Une édition électronique réalisée à partir du texte de Louis Gill, “Nos grèves fondatrices : quatre mois en 1976-1977, mais d’abord trois semaines en 1971.” Un article publié dans la revue SPUQ-info, Bulletin de liaison du Syndicat des professeures et professeurs de l’UQAM, no 272, février 2009, pp. 3-4. [Avec l'autorisation de l'auteur accordée le 7 avril 2009 de diffuser cet article dans Les Classiques des sciences sociales.]

Louis Gill

Professeur au Département des sciences économiques de 1970 à 2001.
Il a occupé diverses fonctions à la direction du SPUQ
au cours de cette période.

Nos grèves fondatrices : quatre mois en 1976-1977,
mais d’abord trois semaines en 1971
”.

Un article publié dans la revue SPUQ-info, Bulletin de liaison du Syndicat des professeures et professeurs de l’UQAM, no 272, février 2009, pp. 3-4.
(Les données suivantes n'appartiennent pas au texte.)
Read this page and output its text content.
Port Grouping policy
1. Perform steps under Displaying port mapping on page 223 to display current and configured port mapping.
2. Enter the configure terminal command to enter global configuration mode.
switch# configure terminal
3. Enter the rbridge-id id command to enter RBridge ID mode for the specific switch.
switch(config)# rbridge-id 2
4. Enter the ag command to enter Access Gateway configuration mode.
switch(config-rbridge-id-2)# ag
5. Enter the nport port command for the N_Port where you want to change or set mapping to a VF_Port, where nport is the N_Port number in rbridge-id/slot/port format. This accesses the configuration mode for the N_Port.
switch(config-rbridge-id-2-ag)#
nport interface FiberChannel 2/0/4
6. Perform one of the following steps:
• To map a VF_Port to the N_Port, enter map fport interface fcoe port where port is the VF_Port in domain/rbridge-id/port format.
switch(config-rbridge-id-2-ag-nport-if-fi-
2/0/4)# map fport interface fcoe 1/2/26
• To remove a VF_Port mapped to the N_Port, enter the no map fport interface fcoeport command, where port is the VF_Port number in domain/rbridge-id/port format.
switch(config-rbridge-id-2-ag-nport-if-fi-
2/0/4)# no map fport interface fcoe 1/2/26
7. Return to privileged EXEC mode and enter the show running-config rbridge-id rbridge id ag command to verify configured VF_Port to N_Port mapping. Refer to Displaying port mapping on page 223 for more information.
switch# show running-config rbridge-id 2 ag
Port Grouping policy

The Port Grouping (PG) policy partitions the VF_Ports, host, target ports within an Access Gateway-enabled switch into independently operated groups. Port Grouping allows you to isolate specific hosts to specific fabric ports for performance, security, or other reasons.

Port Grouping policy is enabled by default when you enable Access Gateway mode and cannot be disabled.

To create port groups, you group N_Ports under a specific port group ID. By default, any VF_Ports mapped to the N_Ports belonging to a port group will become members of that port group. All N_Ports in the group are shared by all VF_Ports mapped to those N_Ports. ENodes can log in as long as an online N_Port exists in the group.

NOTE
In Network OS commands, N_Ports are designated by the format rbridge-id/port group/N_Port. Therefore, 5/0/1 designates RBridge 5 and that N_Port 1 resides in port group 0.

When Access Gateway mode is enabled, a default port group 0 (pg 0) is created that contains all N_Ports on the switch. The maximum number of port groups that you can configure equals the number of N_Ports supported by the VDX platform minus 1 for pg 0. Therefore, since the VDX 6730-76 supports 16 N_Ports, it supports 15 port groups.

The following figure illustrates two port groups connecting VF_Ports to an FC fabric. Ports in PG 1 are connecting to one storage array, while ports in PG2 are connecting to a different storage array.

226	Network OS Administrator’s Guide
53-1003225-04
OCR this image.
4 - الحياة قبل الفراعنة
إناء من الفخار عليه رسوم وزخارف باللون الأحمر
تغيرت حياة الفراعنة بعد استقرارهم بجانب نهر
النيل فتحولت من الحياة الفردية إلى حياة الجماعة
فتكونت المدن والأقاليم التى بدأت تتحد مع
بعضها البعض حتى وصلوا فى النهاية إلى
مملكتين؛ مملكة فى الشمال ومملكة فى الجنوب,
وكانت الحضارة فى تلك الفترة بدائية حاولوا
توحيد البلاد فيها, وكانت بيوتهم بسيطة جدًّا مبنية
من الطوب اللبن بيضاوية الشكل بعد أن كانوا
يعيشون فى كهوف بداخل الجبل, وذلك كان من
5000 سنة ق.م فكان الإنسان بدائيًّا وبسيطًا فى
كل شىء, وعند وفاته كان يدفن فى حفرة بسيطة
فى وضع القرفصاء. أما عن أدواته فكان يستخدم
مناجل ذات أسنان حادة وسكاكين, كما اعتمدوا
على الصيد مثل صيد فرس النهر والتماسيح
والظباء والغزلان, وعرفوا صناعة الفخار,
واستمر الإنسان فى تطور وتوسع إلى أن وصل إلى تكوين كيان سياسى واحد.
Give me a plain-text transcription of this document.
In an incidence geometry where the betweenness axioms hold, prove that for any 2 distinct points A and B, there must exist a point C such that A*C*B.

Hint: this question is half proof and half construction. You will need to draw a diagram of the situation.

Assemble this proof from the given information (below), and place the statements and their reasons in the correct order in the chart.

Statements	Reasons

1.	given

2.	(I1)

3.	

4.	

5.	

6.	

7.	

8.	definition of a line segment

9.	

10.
La grève actuelle incite tout naturellement à évoquer la célèbre grève victorieuse de quatre mois qui a eu lieu du 17 octobre 1976 au 17 février 1977, la plus longue jamais menée par des professeurs d’université en Amérique du Nord. Plusieurs y voient une source de fierté et d’inspiration, ainsi que l’origine de notre convention collective actuelle. De par son ampleur et sa notoriété, cette grève historique laisse malheureusement dans l’oubli celle qui a eu lieu cinq ans plus tôt, du 13 octobre au 2 novembre 1971, au terme de laquelle nous avons signé notre première convention collective.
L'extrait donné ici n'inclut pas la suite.